Today’s Gospel lesson, John 6:52-59, focuses on Christ’s self-identification with the elements of bread and wine. This story occurs in the larger context of Jesus feeding the five thousand, and of describing himself as ‘the bread of life’, which unlike the bread Moses provided in the wilderness, is a bread which truly satisfied, which truly gives life.

Throughout the centuries since, the Church has associated these sayings of Christ with the sacramental meal that forms the core of Christian worship, the Eucharist. Jesus was blatant enough in his statement that his contemporaries were put off by the suggestion that bread could be ‘his body’ and wine ‘his blood’ – and that eating and drinking were required!

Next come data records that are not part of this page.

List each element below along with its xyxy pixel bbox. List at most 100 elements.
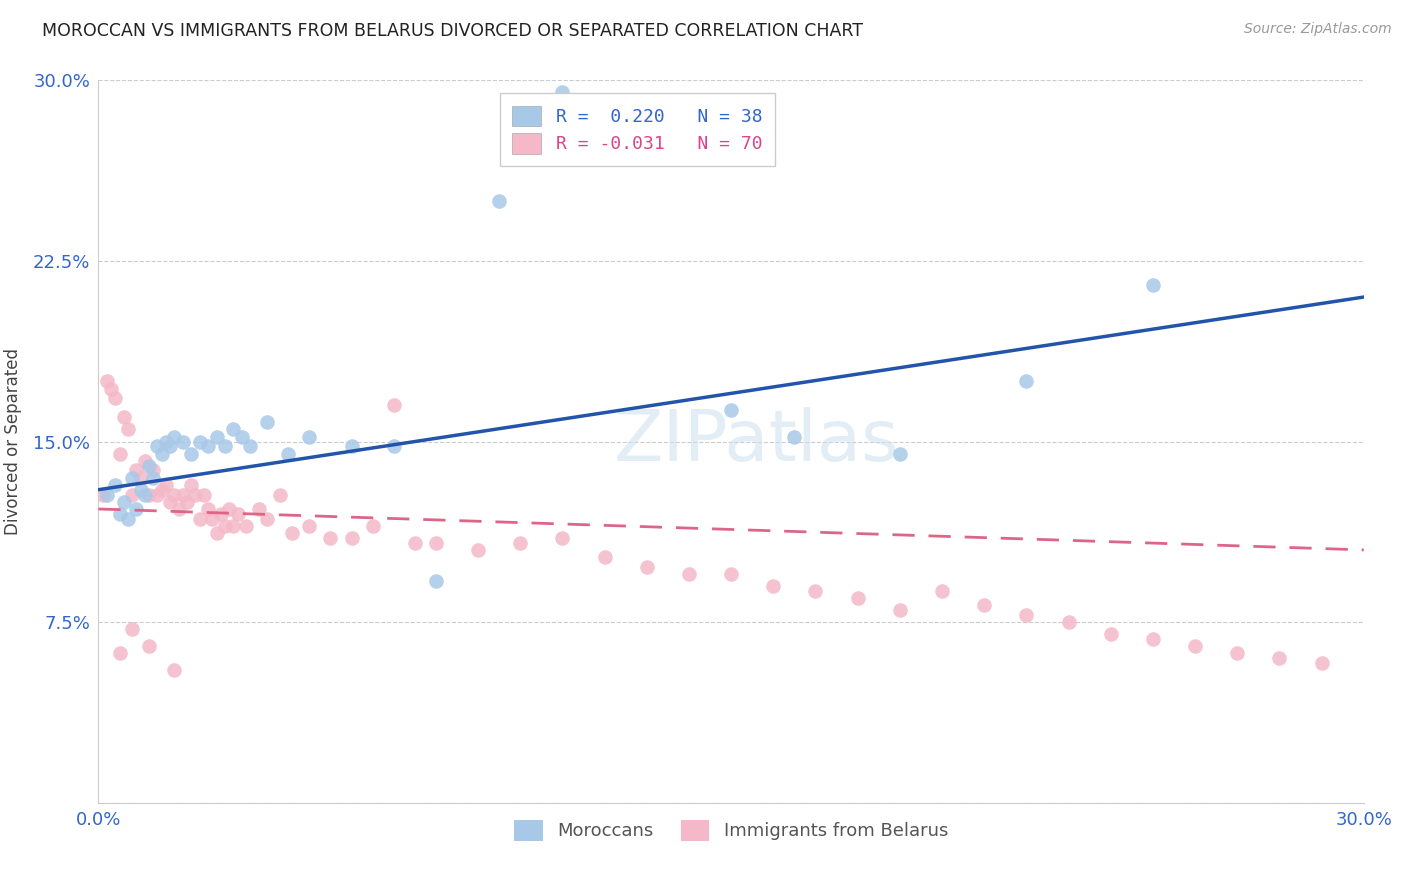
Point (382, 439, 405, 453)
Point (218, 502, 240, 516)
Point (1057, 615, 1080, 630)
Point (425, 535, 447, 549)
Point (467, 542, 489, 557)
Y-axis label: Divorced or Separated: Divorced or Separated (4, 348, 21, 535)
Point (108, 507, 131, 521)
Text: MOROCCAN VS IMMIGRANTS FROM BELARUS DIVORCED OR SEPARATED CORRELATION CHART: MOROCCAN VS IMMIGRANTS FROM BELARUS DIVO… (42, 22, 863, 40)
Point (256, 415, 278, 429)
Point (121, 470, 143, 484)
Point (382, 398, 405, 412)
Point (509, 535, 531, 549)
Point (1015, 374, 1038, 388)
Point (104, 391, 127, 405)
Point (180, 478, 202, 492)
Point (889, 446, 911, 460)
Point (159, 494, 181, 508)
Point (1226, 647, 1249, 661)
Point (1142, 632, 1164, 646)
Point (197, 502, 219, 516)
Point (846, 591, 869, 605)
Point (298, 430, 321, 444)
Point (142, 463, 165, 477)
Point (1142, 277, 1164, 292)
Point (188, 434, 211, 449)
Point (125, 463, 148, 477)
Point (180, 446, 202, 460)
Point (176, 494, 198, 508)
Point (551, 531, 574, 545)
Point (184, 487, 207, 501)
Text: Source: ZipAtlas.com: Source: ZipAtlas.com (1244, 22, 1392, 37)
Point (247, 502, 270, 516)
Point (146, 439, 169, 453)
Point (205, 430, 228, 444)
Point (762, 579, 785, 593)
Point (226, 507, 249, 521)
Point (720, 403, 742, 417)
Point (197, 439, 219, 453)
Point (150, 483, 173, 497)
Point (138, 639, 160, 653)
Point (112, 410, 135, 425)
Point (129, 483, 152, 497)
Point (108, 647, 131, 661)
Point (973, 599, 995, 613)
Point (319, 531, 342, 545)
Point (138, 458, 160, 473)
Point (125, 502, 148, 516)
Point (488, 194, 510, 208)
Point (188, 511, 211, 525)
Point (134, 454, 156, 468)
Text: ZIPatlas: ZIPatlas (613, 407, 900, 476)
Point (163, 430, 186, 444)
Point (222, 518, 245, 533)
Point (931, 583, 953, 598)
Point (96, 374, 118, 388)
Point (112, 494, 135, 508)
Point (108, 446, 131, 460)
Point (593, 550, 616, 565)
Point (1015, 607, 1038, 622)
Point (889, 603, 911, 617)
Point (201, 511, 224, 525)
Point (193, 487, 215, 501)
Point (636, 559, 658, 574)
Point (163, 664, 186, 678)
Point (214, 518, 236, 533)
Point (404, 535, 426, 549)
Point (1268, 651, 1291, 665)
Point (209, 507, 232, 521)
Point (138, 487, 160, 501)
Point (551, 85, 574, 99)
Point (277, 446, 299, 460)
Point (91, 487, 114, 501)
Point (298, 518, 321, 533)
Point (172, 487, 194, 501)
Point (167, 502, 190, 516)
Point (134, 487, 156, 501)
Point (256, 511, 278, 525)
Point (100, 382, 122, 396)
Point (1099, 627, 1122, 641)
Point (163, 487, 186, 501)
Point (96, 487, 118, 501)
Point (720, 567, 742, 582)
Legend: Moroccans, Immigrants from Belarus: Moroccans, Immigrants from Belarus (506, 813, 956, 848)
Point (121, 623, 143, 637)
Point (214, 439, 236, 453)
Point (172, 434, 194, 449)
Point (340, 439, 363, 453)
Point (129, 470, 152, 484)
Point (1184, 639, 1206, 653)
Point (425, 574, 447, 589)
Point (231, 430, 253, 444)
Point (155, 478, 177, 492)
Point (235, 518, 257, 533)
Point (269, 487, 291, 501)
Point (159, 439, 181, 453)
Point (239, 439, 262, 453)
Point (361, 518, 384, 533)
Point (104, 478, 127, 492)
Point (121, 487, 143, 501)
Point (155, 434, 177, 449)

This difficulty has not been resolved since then, not by any means. In the West, we have long argued about the possibility of the elements being understood ‘literally’, and the consequent emphasis on ‘real presence’ in the most vivid sense, versus a purely ‘symbolic’ notion of presence, leading to the supposition that the elements are no more than empty symbols whose purpose is to remind us of a past event. (There are many other approaches in between these, but they tend to be a polemic against one side or the other.)

However, it's worth noting that John’s gospel presents Jesus as ‘bread’ and ‘wine’ in a symbolic context (that of these past feedings) while also emphasizing presence: ‘this is my body….’, etc. In a similar way, the early Church writers used more realistic language (Anaphora of Sarapion), while embracing words like ‘symbol’, ‘sign’, ‘figure’, and ‘type’ (St. Augustine).

The reality is that a more ancient understanding of ‘symbol’ or ‘sign’ involves the thing symbolized, participating in the reality signified. This is a difficult thing for us to grasp as post-Enlightenment people, who tend to reduce deeply symbolic things to objects. Take icons for instance. Do we treat them as 'sacred art' or as windows into heaven?

How should we understand these difficult words in John's gospel as they relate to the Eucharist? Fr. Alexander Schmemann, that beloved 20th-century theologian of Eucharistic theology, found the answer in a rejection of the real/symbolic dichotomy. Instead, we may understand the Church itself as a sacrament – as the mystery of the Kingdom of God in our midst. The Church is ultimate reality, heaven on earth, which is communicated to us symbolically: through liturgy and sacraments. As we enter into this heavenly worship, we too become citizens of this Kingdom, and are ‘born again’ as members of the body of Christ. (This summary is from Fr. Paul Lazor's address, 'Father Alexander Schmemann: A Personal Memoir', 2007.)

Thus, when we eat the bread and drink the cup, we remember past foreshadowings of the Eucharist, such as the Manna and the feeding of the crowds in Galilee. We remember Jesus' passion and death too. We participate in the immediate presence of God, communicated to us through the power of the Holy Spirit, in the elements of bread and wine, believing the direct expressions of the gospels to 'eat' and 'drink' Christ's body and blood. We also enjoy a foretaste of the Supper of the Lamb in the Kingdom of God, to which we look forward in the age to come.

Is this symbolic? Certainly. Is it real? Of course. Perhaps the word we need now to describe all of this is Mystery!